Much of the money that flows into communication represents money coming from the powerful in order to persuade.  Much less money is spent creating environments in which powerless people can speak and make their own decisions.

To practice in the public interest, our job is to encourage those in power to speak truth.  And to make it possible for voiceless people to speak truth to power.

Jim Grunig's two-way symmetric model of public relations sets mutual understanding as its goal.  It is the best that we have in public relations theory that comes close to defining PR in the public interest and as a potential ally in the fight for positive social change.

Communication for social change takes that many steps further.  It is communication systems, tools and processes owned by people in communities to make their own decisions in support of individual and social change.

It is the kind of communication that led a group of miners in Bolivia to develop their own community radio stations as a source of information and a forum for change.  It is the kind of communication that guides community conversations on HIV-AIDS and poverty; conversations sparked by television soap operas produced by Soul City in South Africa.  It is the kind of communication that helped a citizens' group in Decatur, Illinois confront underlying causes of racism through open and honest dialogue among citizens.

These are all examples of grassroots communication that plays a vital part in redefining what the interest of the public really is.

At the Consortium, we believe it is part of our mission to serve as a bridge between the important work that goes on at the community level and the universities that train communicators and the policy-makers who set the budgets for communication focused on poor communities worldwide.  

We are advocates for a more participatory approach to communication and decision-making.  We want to broaden the role of communication and the communicator, moving beyond a strict reliance on strategies of transmission and diffusion like PR and social marketing.  Most of us would, of course, endorse bottom-up as well as top-down communication. We poll and use focus groups to gauge reaction.  But these are primarily information-gathering and message-shaping activities.
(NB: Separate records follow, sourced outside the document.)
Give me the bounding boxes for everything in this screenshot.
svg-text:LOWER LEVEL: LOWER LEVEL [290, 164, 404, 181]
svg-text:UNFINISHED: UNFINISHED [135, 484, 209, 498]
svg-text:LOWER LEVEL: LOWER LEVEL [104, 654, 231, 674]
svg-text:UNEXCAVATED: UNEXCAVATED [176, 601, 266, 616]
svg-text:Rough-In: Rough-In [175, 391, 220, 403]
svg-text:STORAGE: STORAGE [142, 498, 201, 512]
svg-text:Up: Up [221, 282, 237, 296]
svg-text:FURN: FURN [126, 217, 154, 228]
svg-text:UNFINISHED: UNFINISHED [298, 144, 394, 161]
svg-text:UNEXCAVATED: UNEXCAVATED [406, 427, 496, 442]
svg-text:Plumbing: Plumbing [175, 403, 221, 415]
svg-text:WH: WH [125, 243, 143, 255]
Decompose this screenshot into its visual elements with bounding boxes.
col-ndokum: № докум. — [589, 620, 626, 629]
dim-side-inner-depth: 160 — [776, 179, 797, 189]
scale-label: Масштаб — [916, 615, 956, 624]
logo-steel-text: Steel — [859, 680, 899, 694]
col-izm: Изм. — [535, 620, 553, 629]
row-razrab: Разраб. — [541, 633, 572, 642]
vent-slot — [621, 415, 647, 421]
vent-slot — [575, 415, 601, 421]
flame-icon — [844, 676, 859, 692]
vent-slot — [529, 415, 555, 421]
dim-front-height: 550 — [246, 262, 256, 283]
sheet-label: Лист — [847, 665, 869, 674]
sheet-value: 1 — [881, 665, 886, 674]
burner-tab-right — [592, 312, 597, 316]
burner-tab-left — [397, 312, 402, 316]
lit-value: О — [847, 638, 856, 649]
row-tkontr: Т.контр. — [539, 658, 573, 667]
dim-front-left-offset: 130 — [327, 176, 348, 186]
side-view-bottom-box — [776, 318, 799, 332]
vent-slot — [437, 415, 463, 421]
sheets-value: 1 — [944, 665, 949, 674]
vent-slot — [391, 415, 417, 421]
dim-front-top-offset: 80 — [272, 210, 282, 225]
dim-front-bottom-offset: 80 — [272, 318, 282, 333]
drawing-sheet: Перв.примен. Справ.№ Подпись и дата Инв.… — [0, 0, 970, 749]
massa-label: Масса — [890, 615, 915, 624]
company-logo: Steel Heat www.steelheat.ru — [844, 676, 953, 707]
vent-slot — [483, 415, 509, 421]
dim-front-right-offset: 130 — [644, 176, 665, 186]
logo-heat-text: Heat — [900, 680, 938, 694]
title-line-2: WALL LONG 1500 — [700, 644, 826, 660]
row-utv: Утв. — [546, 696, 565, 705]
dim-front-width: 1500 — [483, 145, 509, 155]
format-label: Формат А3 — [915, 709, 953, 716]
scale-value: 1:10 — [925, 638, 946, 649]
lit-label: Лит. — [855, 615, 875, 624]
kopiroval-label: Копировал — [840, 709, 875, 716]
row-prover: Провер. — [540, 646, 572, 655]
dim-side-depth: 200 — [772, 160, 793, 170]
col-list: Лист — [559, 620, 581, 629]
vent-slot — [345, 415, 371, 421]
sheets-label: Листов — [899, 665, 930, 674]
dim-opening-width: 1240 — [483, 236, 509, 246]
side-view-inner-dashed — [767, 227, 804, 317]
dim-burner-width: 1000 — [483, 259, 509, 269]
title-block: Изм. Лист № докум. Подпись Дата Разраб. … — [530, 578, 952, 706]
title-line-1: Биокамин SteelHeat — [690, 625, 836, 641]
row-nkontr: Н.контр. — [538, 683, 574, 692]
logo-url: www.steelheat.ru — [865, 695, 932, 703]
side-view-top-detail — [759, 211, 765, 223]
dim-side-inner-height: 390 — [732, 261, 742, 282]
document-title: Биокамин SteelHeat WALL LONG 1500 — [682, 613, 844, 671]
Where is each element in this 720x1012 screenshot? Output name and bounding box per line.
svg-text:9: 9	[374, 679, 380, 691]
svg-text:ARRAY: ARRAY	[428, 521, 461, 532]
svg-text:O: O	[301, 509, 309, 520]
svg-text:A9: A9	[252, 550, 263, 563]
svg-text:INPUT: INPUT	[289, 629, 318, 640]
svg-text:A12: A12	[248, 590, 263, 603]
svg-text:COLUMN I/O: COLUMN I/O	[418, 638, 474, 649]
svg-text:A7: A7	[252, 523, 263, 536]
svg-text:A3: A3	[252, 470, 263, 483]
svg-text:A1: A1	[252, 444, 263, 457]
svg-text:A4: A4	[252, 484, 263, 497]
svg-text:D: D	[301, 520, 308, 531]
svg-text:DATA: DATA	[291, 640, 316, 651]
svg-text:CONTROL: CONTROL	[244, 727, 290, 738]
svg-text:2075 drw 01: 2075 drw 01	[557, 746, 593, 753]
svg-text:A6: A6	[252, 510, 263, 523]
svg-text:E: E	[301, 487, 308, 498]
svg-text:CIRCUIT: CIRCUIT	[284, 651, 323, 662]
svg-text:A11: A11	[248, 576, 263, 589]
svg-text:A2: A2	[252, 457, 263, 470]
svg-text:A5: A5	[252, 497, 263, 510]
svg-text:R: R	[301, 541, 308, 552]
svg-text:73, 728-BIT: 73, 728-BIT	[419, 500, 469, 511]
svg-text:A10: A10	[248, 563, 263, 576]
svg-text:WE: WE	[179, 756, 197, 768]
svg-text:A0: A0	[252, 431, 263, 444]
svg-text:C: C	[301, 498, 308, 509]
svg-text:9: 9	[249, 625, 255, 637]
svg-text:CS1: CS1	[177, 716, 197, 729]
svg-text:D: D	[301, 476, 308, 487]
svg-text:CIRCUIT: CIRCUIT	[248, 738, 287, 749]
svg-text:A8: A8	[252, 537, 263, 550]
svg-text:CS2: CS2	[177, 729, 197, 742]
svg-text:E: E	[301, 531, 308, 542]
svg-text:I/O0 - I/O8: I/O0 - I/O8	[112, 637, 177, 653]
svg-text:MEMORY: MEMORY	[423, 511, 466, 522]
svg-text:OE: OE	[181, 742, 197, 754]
Communication for social change makes use of the other megaforce of communication: interaction and dialogue.  If people learn of things through transmitted messages, they make sense of them through interaction " through talk and dialogue. It is through dialogue that people come to understand, as Grunig said.  More importantly, it is through dialogue that people come to create a changed perception " and a changed reality for themselves.

The energy and motivation to use communication in this way is present all over the world.  Some of you may have seen the article on the front page of today's NY Times about the flood of first-graders crowding schools in Kenya from all over the region.  What it took to open those doors was the elimination of tuition. But to get to that seemingly simply policy change, years of public and private dialogue happened first; dialogue that allowed people from across society to determine their values about universal primary education.  Communication for social change taps into collective will and energy " and a community's motivation to learn and to act.

I mentioned before that we want to serve as a bridge between local efforts and multinational organizations.  What else do we do?  We advocate for communication in the public interest.  We produce resources like the on-line body of knowledge you can find on our website at http://www.communicationforsocialchange.org .  We conduct training and educational programs.  And we practice and consult.

In outline, our approach is straightforward. We use communication to strengthen the voices of poor and marginalized people.  We encourage private and public dialogue.  We support collective action.  And we help people learn to evaluate their progress and report the results so that they can connect their efforts to others working for social change.

I'm sure that the process I have outlined is probably familiar to you.  It represents the communication capacity we have in the developed world, even if we do not make use of it in the public interest the way we could. It is that capacity for communication and change decided on by the public that we want to help strengthen in poorer communities worldwide.